Langton's Ant

Behaviour

Langton's Ant is a 2D cellular automaton invented by Chris Langton in 1986. It consists on an infinite 2D square grid of white squares and an ant that follows these simple rules:

On a white square, the ant turns 90º clockwise, changes the square's color to black, and moves forward one square.
On a black square, the ant turns 90º counter-clockwise, changes the square's color to white, and moves forward one square.

Animation of the first 200 steps of Langton's Ant

Initially, the ant travels chaotically in a blob-like pattern, but after around 10,000 steps, it begins to form a predictable pattern that repeats every 104 steps.

Patterns like this are usually referred to as highways, and it is the main purpose of this project to identify and classify them.

Multicolor extension

A simple extension to Langton's Ant is to allow more colors — from now on states — in the grid. Each time the ant passes through a square, it updates the square's state to the next one in a cyclic sequence and it turns either right or left depending on the previous state. We represent these rules as a sequence of "R"s and "L"s, where each letter indicates whether the ant should turn right or left in a given state. For example, the rule LLRR makes the ant turn left in states 0 and 1, and right in states 2 and 3.

Rule number

Another way to represent rule strings is with a rule number. To convert a rule string into a rule number, follow these steps:

If the string ends in an L, swap all the letters: RRLL → LLRR.
Convert the rule string to binary by replacing L with 0 and R with 1: LLRR → 0011₂.
Reverse the binary string and convert it to decimal: 0011₂ → 1100₂ → 12₁₀.

This transformation ensures that the binary number starts with a 1 and that no two rules map to the same rule number. The reversal accounts for the fact that text is read left to right, while number values increases from right to left.

About this project

This is a distributed computing project aimed at classifying all highways found in the multicolor extension of Langton's Ant cellular automaton. So far, we have tested more than 370 million rules and found more than 43 million rules that form highways, grouped into over 875,000 distinct types.

How do I contribute?

You can go to the downloads page and follow the steps to run a highly optimized Java program to detect highways.

How it works

The server assigns each user a set of rules to be tested. These are then sequentially simulated on the client side for at least 100 million iterations each. Every few minutes, the results are sent back to the server and can be viewed in the online database.

Highway classification

In the beggining, highways where classified solely by period. However, many highways are fundamentally different even if they shaare the same period. Currently, we use three parameters to classify them:

Period: The number of iterations required for the pattern to repeat.
Size (dx,dy): The displacement of the ant along each axis after one period, with dx ≥ dy.
Winding: The net number of turns the ant makes in one period. Each right turn adds 1/4, and each left turn substracts 1/4.

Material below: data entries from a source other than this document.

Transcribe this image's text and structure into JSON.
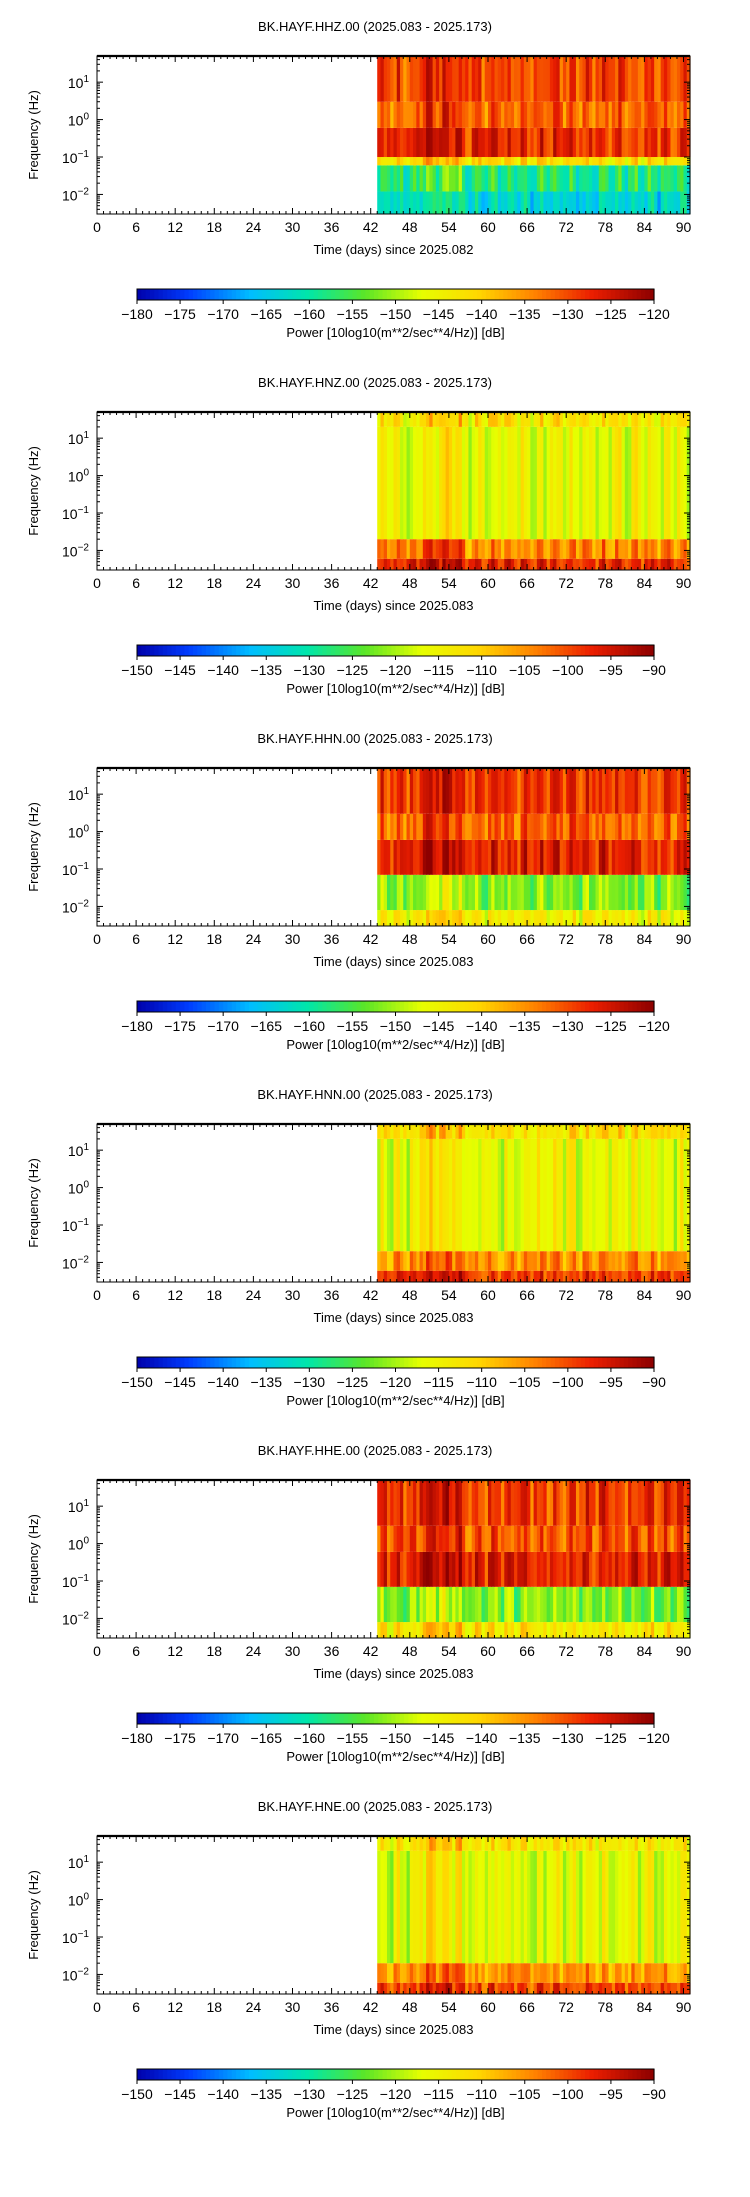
{
  "chart_data": [
    {
      "type": "heatmap",
      "title": "BK.HAYF.HHZ.00 (2025.083 - 2025.173)",
      "xlabel": "Time (days) since 2025.082",
      "ylabel": "Frequency (Hz)",
      "xlim": [
        0,
        91
      ],
      "x_ticks": [
        "0",
        "6",
        "12",
        "18",
        "24",
        "30",
        "36",
        "42",
        "48",
        "54",
        "60",
        "66",
        "72",
        "78",
        "84",
        "90"
      ],
      "yscale": "log",
      "ylim": [
        0.003,
        50
      ],
      "y_ticks": [
        {
          "mantissa": "10",
          "exp": "1"
        },
        {
          "mantissa": "10",
          "exp": "0"
        },
        {
          "mantissa": "10",
          "exp": "−1"
        },
        {
          "mantissa": "10",
          "exp": "−2"
        }
      ],
      "data_start_day": 43,
      "colorbar": {
        "label": "Power [10log10(m**2/sec**4/Hz)] [dB]",
        "range": [
          -180,
          -120
        ],
        "ticks": [
          "−180",
          "−175",
          "−170",
          "−165",
          "−160",
          "−155",
          "−150",
          "−145",
          "−140",
          "−135",
          "−130",
          "−125",
          "−120"
        ]
      },
      "bands": [
        {
          "f_min": 0.003,
          "f_max": 0.012,
          "power": -163
        },
        {
          "f_min": 0.012,
          "f_max": 0.06,
          "power": -158
        },
        {
          "f_min": 0.06,
          "f_max": 0.1,
          "power": -142
        },
        {
          "f_min": 0.1,
          "f_max": 0.6,
          "power": -128
        },
        {
          "f_min": 0.6,
          "f_max": 3,
          "power": -132
        },
        {
          "f_min": 3,
          "f_max": 50,
          "power": -130
        }
      ]
    },
    {
      "type": "heatmap",
      "title": "BK.HAYF.HNZ.00 (2025.083 - 2025.173)",
      "xlabel": "Time (days) since 2025.083",
      "ylabel": "Frequency (Hz)",
      "xlim": [
        0,
        91
      ],
      "x_ticks": [
        "0",
        "6",
        "12",
        "18",
        "24",
        "30",
        "36",
        "42",
        "48",
        "54",
        "60",
        "66",
        "72",
        "78",
        "84",
        "90"
      ],
      "yscale": "log",
      "ylim": [
        0.003,
        50
      ],
      "y_ticks": [
        {
          "mantissa": "10",
          "exp": "1"
        },
        {
          "mantissa": "10",
          "exp": "0"
        },
        {
          "mantissa": "10",
          "exp": "−1"
        },
        {
          "mantissa": "10",
          "exp": "−2"
        }
      ],
      "data_start_day": 43,
      "colorbar": {
        "label": "Power [10log10(m**2/sec**4/Hz)] [dB]",
        "range": [
          -150,
          -90
        ],
        "ticks": [
          "−150",
          "−145",
          "−140",
          "−135",
          "−130",
          "−125",
          "−120",
          "−115",
          "−110",
          "−105",
          "−100",
          "−95",
          "−90"
        ]
      },
      "bands": [
        {
          "f_min": 0.003,
          "f_max": 0.006,
          "power": -98
        },
        {
          "f_min": 0.006,
          "f_max": 0.02,
          "power": -104
        },
        {
          "f_min": 0.02,
          "f_max": 20,
          "power": -116
        },
        {
          "f_min": 20,
          "f_max": 50,
          "power": -113
        }
      ]
    },
    {
      "type": "heatmap",
      "title": "BK.HAYF.HHN.00 (2025.083 - 2025.173)",
      "xlabel": "Time (days) since 2025.083",
      "ylabel": "Frequency (Hz)",
      "xlim": [
        0,
        91
      ],
      "x_ticks": [
        "0",
        "6",
        "12",
        "18",
        "24",
        "30",
        "36",
        "42",
        "48",
        "54",
        "60",
        "66",
        "72",
        "78",
        "84",
        "90"
      ],
      "yscale": "log",
      "ylim": [
        0.003,
        50
      ],
      "y_ticks": [
        {
          "mantissa": "10",
          "exp": "1"
        },
        {
          "mantissa": "10",
          "exp": "0"
        },
        {
          "mantissa": "10",
          "exp": "−1"
        },
        {
          "mantissa": "10",
          "exp": "−2"
        }
      ],
      "data_start_day": 43,
      "colorbar": {
        "label": "Power [10log10(m**2/sec**4/Hz)] [dB]",
        "range": [
          -180,
          -120
        ],
        "ticks": [
          "−180",
          "−175",
          "−170",
          "−165",
          "−160",
          "−155",
          "−150",
          "−145",
          "−140",
          "−135",
          "−130",
          "−125",
          "−120"
        ]
      },
      "bands": [
        {
          "f_min": 0.003,
          "f_max": 0.008,
          "power": -144
        },
        {
          "f_min": 0.008,
          "f_max": 0.07,
          "power": -152
        },
        {
          "f_min": 0.07,
          "f_max": 0.6,
          "power": -127
        },
        {
          "f_min": 0.6,
          "f_max": 3,
          "power": -132
        },
        {
          "f_min": 3,
          "f_max": 50,
          "power": -129
        }
      ]
    },
    {
      "type": "heatmap",
      "title": "BK.HAYF.HNN.00 (2025.083 - 2025.173)",
      "xlabel": "Time (days) since 2025.083",
      "ylabel": "Frequency (Hz)",
      "xlim": [
        0,
        91
      ],
      "x_ticks": [
        "0",
        "6",
        "12",
        "18",
        "24",
        "30",
        "36",
        "42",
        "48",
        "54",
        "60",
        "66",
        "72",
        "78",
        "84",
        "90"
      ],
      "yscale": "log",
      "ylim": [
        0.003,
        50
      ],
      "y_ticks": [
        {
          "mantissa": "10",
          "exp": "1"
        },
        {
          "mantissa": "10",
          "exp": "0"
        },
        {
          "mantissa": "10",
          "exp": "−1"
        },
        {
          "mantissa": "10",
          "exp": "−2"
        }
      ],
      "data_start_day": 43,
      "colorbar": {
        "label": "Power [10log10(m**2/sec**4/Hz)] [dB]",
        "range": [
          -150,
          -90
        ],
        "ticks": [
          "−150",
          "−145",
          "−140",
          "−135",
          "−130",
          "−125",
          "−120",
          "−115",
          "−110",
          "−105",
          "−100",
          "−95",
          "−90"
        ]
      },
      "bands": [
        {
          "f_min": 0.003,
          "f_max": 0.006,
          "power": -99
        },
        {
          "f_min": 0.006,
          "f_max": 0.02,
          "power": -105
        },
        {
          "f_min": 0.02,
          "f_max": 20,
          "power": -116
        },
        {
          "f_min": 20,
          "f_max": 50,
          "power": -112
        }
      ]
    },
    {
      "type": "heatmap",
      "title": "BK.HAYF.HHE.00 (2025.083 - 2025.173)",
      "xlabel": "Time (days) since 2025.083",
      "ylabel": "Frequency (Hz)",
      "xlim": [
        0,
        91
      ],
      "x_ticks": [
        "0",
        "6",
        "12",
        "18",
        "24",
        "30",
        "36",
        "42",
        "48",
        "54",
        "60",
        "66",
        "72",
        "78",
        "84",
        "90"
      ],
      "yscale": "log",
      "ylim": [
        0.003,
        50
      ],
      "y_ticks": [
        {
          "mantissa": "10",
          "exp": "1"
        },
        {
          "mantissa": "10",
          "exp": "0"
        },
        {
          "mantissa": "10",
          "exp": "−1"
        },
        {
          "mantissa": "10",
          "exp": "−2"
        }
      ],
      "data_start_day": 43,
      "colorbar": {
        "label": "Power [10log10(m**2/sec**4/Hz)] [dB]",
        "range": [
          -180,
          -120
        ],
        "ticks": [
          "−180",
          "−175",
          "−170",
          "−165",
          "−160",
          "−155",
          "−150",
          "−145",
          "−140",
          "−135",
          "−130",
          "−125",
          "−120"
        ]
      },
      "bands": [
        {
          "f_min": 0.003,
          "f_max": 0.008,
          "power": -143
        },
        {
          "f_min": 0.008,
          "f_max": 0.07,
          "power": -152
        },
        {
          "f_min": 0.07,
          "f_max": 0.6,
          "power": -127
        },
        {
          "f_min": 0.6,
          "f_max": 3,
          "power": -131
        },
        {
          "f_min": 3,
          "f_max": 50,
          "power": -129
        }
      ]
    },
    {
      "type": "heatmap",
      "title": "BK.HAYF.HNE.00 (2025.083 - 2025.173)",
      "xlabel": "Time (days) since 2025.083",
      "ylabel": "Frequency (Hz)",
      "xlim": [
        0,
        91
      ],
      "x_ticks": [
        "0",
        "6",
        "12",
        "18",
        "24",
        "30",
        "36",
        "42",
        "48",
        "54",
        "60",
        "66",
        "72",
        "78",
        "84",
        "90"
      ],
      "yscale": "log",
      "ylim": [
        0.003,
        50
      ],
      "y_ticks": [
        {
          "mantissa": "10",
          "exp": "1"
        },
        {
          "mantissa": "10",
          "exp": "0"
        },
        {
          "mantissa": "10",
          "exp": "−1"
        },
        {
          "mantissa": "10",
          "exp": "−2"
        }
      ],
      "data_start_day": 43,
      "colorbar": {
        "label": "Power [10log10(m**2/sec**4/Hz)] [dB]",
        "range": [
          -150,
          -90
        ],
        "ticks": [
          "−150",
          "−145",
          "−140",
          "−135",
          "−130",
          "−125",
          "−120",
          "−115",
          "−110",
          "−105",
          "−100",
          "−95",
          "−90"
        ]
      },
      "bands": [
        {
          "f_min": 0.003,
          "f_max": 0.006,
          "power": -100
        },
        {
          "f_min": 0.006,
          "f_max": 0.02,
          "power": -106
        },
        {
          "f_min": 0.02,
          "f_max": 20,
          "power": -117
        },
        {
          "f_min": 20,
          "f_max": 50,
          "power": -113
        }
      ]
    }
  ]
}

These parameters are still not sufficient to uniquely identify all highways, so we are exploring additional invariants to further distinguish them. The main objective is to differentiate fundamentally distinct highways. For example, the rules LR and LRLR, although they have a different number of states, both follow the same trajectory. Here are some proposed ideas, ordered from small to large impact on performance and storage. These are intented to be used in conjunction with the previously discussed parameters (period, size and winding), not as standalone identifiers. Note that while these may help reduce collisions, they are not guaranteed to uniquely identify highways.

Maximum number of states: The maximum number of times the ant visits a cell. Very compact (1-2 bytes), but insufficient on its own.
Histogram of states: A histogram representing how many times the ant visits each different state. The array length equals the maximum state count, and values are proportional to the period. Costly to store and still maybe likely to classify highways.
List of turns: A full list of the ant's turns during one period. Requires one bit per step (i.e., size = period/8). Uniquely classifies highways, but impossible to store for large periods.

Future work

These are some things that we are planning to or currently working on:

Implementing the previously discussed parameters to distinguish highways.
Better enumerate hexagonal, 3D and 4D rules to eliminate duplicate ant behaviour.
System similar to Catagolue to run many random configurations for the same rule to see how many different highways can it form.
100% working period calculator. Right now the algorithm is slightly broken and there is a chance that the period might be skipped. All highways that have this problem are stored with Highway ID 1.
GPU parallelization to quickly discard all rules that stay bounded, and only test on the CPU the rules that grow quickly.